Un uomo vive in un luogo abbandonato, l’ex scuderia di Villa Guelfi, nella campagna toscana. Come un eremita moderno, rifiuta ogni contatto sociale, una solitudine voluta ma infranta dall’arrivo di un gruppo di giovani neolaureati agronomi ed enologi, che si stabiliscono lì abusivamente per “provare a fare il miracolo”: coltivare i vigneti della villa e produrre vino per tutta la comunità.
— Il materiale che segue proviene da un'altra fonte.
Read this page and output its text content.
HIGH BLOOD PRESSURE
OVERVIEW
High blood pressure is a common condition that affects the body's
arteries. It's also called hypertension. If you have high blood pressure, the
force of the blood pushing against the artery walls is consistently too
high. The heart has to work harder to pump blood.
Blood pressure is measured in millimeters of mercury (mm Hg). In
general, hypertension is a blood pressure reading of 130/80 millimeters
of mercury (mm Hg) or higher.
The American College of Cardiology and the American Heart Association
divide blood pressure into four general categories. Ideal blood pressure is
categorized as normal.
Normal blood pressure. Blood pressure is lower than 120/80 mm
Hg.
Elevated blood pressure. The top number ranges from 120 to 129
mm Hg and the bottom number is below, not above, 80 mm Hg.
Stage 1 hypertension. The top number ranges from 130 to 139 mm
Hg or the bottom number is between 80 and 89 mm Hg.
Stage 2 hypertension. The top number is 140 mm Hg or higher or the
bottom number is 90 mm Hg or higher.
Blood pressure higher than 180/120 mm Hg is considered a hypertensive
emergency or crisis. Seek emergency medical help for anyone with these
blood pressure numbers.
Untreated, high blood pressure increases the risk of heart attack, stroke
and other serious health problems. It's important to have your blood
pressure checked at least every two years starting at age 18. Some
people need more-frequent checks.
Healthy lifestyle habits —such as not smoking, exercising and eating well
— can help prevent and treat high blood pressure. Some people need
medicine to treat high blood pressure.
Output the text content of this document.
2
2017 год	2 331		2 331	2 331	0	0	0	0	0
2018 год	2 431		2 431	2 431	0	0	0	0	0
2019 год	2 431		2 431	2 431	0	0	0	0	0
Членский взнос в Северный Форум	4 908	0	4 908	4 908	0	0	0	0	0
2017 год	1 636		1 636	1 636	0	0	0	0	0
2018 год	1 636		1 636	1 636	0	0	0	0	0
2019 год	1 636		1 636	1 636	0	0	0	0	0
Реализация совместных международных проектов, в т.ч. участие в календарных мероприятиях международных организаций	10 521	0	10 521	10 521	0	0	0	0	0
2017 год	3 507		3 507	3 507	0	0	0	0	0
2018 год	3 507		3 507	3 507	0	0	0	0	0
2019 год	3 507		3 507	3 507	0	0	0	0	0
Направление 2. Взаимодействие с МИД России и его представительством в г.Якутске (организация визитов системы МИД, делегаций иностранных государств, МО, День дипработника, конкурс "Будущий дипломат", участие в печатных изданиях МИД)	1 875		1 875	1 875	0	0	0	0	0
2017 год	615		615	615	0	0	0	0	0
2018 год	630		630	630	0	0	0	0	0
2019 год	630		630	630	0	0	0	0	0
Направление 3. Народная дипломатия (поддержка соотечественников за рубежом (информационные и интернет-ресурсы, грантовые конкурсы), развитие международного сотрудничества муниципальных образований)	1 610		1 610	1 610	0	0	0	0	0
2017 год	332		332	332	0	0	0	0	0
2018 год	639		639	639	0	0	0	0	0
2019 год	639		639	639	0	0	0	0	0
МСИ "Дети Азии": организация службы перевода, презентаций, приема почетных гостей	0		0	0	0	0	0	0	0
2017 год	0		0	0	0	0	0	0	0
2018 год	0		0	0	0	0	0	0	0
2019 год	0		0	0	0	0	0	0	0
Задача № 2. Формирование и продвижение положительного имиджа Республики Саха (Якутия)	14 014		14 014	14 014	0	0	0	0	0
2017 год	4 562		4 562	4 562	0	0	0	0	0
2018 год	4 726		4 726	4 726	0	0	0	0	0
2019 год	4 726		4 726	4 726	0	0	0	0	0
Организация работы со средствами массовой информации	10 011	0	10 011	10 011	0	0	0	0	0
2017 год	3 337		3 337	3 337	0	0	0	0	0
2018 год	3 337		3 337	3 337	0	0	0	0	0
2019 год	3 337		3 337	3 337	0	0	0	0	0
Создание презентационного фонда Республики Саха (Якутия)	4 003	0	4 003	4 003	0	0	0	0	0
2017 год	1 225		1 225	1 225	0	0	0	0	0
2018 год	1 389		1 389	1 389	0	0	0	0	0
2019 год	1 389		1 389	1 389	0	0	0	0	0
Una terra, se curata, può rinascere e dare buoni frutti, e vale anche per Adriano, il misterioso abitante.
In “Cinque secondi” (Italia, 2025), film presentato in anteprima alla Festa del Cinema di Roma, scritto con Francesco Bruni e il fratello Carlo, il pluripremiato regista toscano Paolo Virzì narra storie che provano a “salvarsi” a vicenda, seguendo l’andamento delle stagioni e il progressivo “risveglio” dello scontroso protagonista. Adriano (Valerio Mastandrea) è infastidito dai canti dei giovani e dalla loro presenza, ma questa ventata di energia – evidenziata da brani composti appositamente da Carlo Virzì come “Vento” – saprà scardinare le sue resistenze.
Mentre il rapporto si trasforma in alleanza, il regista svela in un efficace percorso a ritroso il motivo dell’autoreclusione, seguendo l’uomo durante il processo in cui è imputato, sollecitato a presentarsi in tribunale da Giuliana (Valeria Bruni Tedeschi), collega del prestigioso studio legale che lui ha lasciato. Un’imperdonabile distrazione di Adriano, avvocato di successo e padre degli adolescenti Elena (Caterina Rugghia al suo esordio in un ruolo delicato) e Matteo, di cui ha l’affidamento condiviso con la ex moglie Letizia (Ilaria Spada), è sfociata in una tragedia che lo ha segnato.
Il dolore viene però alleviato dall’entusiasmo del gruppo di viticoltori guidato dalla ribelle contessina Matilde (Galatea Bellugi) – da bambina lavorava la vigna con il nonno Conte Guelfo Guelfi -, che insieme alla terra coltivano la fiducia nel futuro, simboleggiata anche dalla gravidanza della giovane, verso la quale l’uomo ha attenzioni paterne di tenerezza e protezione.
Tra sguardi e parole pesate, Valerio Mastandrea interpreta con umanità un padre cinquantenne che si scopre imperfetto e non all’altezza dei bisogni speciali della figlia disabile, un padre controvento che le ha fatto sperimentare momenti di gioia e normalità, ma l’ha esposta a troppi rischi e ha fallito, come conferma il silenzio del figlio ai suoi messaggi quotidiani. Anche Matilde e Giuliana custodiscono segreti dolorosi, cercando di affrontare la realtà in modo propositivo.
Tra senso di colpa e cura, morte e vita, Virzì lascia in sospeso una domanda che rimanda ad un tema spinoso – cinque secondi sono sufficienti a evitare che il rischio diventi fatale o l’esitazione di Adriano è una conseguenza di quanto Elena aveva rivelato al padre? -, ma apre alla speranza mentre l’uomo, dopo aver aiutato Matilde a partorire, guida verso l’alba.